Serenading the cycle...
Sam Jones's picture

Shall I pedal thee on a summer's ride?

It's the anniversary of William Shakespeare's birthday on 23 April, and in honour of the day and the bard, one member of Cycling UK staff has borrowed liberally in his love sonnet to cycling...
About 20 years ago, I remember first encountering Sonnet 18. My English teacher Mr Hargreaves set my class the task of learning the poem verbatim - strange spelling, punctuation and all!
 
It's stuck with me ever since, from initial Romantic attempts to woo as an unsuccessful teenage Romeo to actually being probably the only bit of our greatest poet I can recall as an adult.
 
Shakespeare himself was not adverse to borrowing from others in his creations, so in the 450th anniversary of his birth, hopefully he won't turn too much in his Westminster Abbey based grave, at my celebration of both bard and bike... 
 
Shall I pedal thee on a summer’s ride?
Compared to Winter t’would be more temperate.
Rough roads can shake the wing'd wheels untried,
And summer’s lease sees panniers grow in weight. 
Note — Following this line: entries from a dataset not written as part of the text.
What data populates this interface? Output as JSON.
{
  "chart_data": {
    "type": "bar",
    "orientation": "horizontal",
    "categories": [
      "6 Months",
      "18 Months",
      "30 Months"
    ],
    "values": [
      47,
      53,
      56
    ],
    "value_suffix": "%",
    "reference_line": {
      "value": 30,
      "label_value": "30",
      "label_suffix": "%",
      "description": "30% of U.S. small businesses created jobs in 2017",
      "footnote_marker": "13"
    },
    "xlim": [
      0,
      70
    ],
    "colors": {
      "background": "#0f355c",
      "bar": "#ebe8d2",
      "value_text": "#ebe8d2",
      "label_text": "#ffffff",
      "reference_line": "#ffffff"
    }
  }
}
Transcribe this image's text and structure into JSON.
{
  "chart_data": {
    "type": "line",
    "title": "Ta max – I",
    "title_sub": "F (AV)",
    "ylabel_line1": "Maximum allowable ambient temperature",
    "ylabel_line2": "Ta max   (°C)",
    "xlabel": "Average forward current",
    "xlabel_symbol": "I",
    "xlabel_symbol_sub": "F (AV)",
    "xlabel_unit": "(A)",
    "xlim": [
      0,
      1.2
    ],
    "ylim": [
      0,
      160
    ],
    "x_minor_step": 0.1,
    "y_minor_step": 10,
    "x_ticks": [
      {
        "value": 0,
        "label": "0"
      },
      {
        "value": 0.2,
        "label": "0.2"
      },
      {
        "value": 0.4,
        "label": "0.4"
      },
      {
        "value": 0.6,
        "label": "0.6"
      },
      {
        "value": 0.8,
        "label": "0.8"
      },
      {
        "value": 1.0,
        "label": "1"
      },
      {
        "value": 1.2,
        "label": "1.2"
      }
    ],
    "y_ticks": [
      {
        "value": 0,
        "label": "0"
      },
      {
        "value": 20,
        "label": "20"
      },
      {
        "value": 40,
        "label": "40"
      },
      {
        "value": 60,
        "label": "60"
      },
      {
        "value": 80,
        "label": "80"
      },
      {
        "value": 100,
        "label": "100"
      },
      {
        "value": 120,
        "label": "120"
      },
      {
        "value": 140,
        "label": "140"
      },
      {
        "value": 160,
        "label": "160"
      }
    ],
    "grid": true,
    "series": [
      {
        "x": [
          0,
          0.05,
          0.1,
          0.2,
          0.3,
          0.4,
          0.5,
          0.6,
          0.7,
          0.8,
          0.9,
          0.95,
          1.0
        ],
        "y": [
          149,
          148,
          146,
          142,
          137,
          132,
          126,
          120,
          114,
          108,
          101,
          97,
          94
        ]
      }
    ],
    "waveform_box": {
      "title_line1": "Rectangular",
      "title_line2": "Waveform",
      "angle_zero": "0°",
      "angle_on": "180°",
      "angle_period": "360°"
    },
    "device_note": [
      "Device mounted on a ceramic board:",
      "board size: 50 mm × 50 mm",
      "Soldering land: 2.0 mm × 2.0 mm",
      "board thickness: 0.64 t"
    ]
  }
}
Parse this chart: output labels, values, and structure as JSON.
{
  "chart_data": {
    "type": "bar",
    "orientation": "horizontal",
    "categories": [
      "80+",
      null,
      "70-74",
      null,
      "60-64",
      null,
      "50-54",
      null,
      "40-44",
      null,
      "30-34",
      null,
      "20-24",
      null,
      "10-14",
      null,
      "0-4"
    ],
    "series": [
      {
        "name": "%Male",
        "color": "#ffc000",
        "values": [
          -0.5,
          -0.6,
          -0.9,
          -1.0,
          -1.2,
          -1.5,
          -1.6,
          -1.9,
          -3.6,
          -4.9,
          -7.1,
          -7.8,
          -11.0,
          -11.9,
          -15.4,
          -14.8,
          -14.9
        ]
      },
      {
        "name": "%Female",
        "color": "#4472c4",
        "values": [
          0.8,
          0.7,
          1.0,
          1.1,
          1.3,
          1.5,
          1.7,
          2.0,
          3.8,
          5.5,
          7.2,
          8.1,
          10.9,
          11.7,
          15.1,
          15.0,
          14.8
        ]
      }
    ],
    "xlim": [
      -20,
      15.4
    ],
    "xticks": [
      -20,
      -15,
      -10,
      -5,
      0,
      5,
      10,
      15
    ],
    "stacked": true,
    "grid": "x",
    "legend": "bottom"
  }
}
Sometime the crest of British hill declines,
And often’s the time we hit headwind;
And our fare from fare sometime refines,
By chance, or the route’s changing course, untrimmed;
But our trails and trials shall not fade,
Nor lose recollection of that time we grow’st,
Nor shall we brag (too much) of adventures made,
When pub time calls on tales of rides and boasts!
     So long as we can breathe, or rights of way can be,
     So long ride we, and this gives life to me.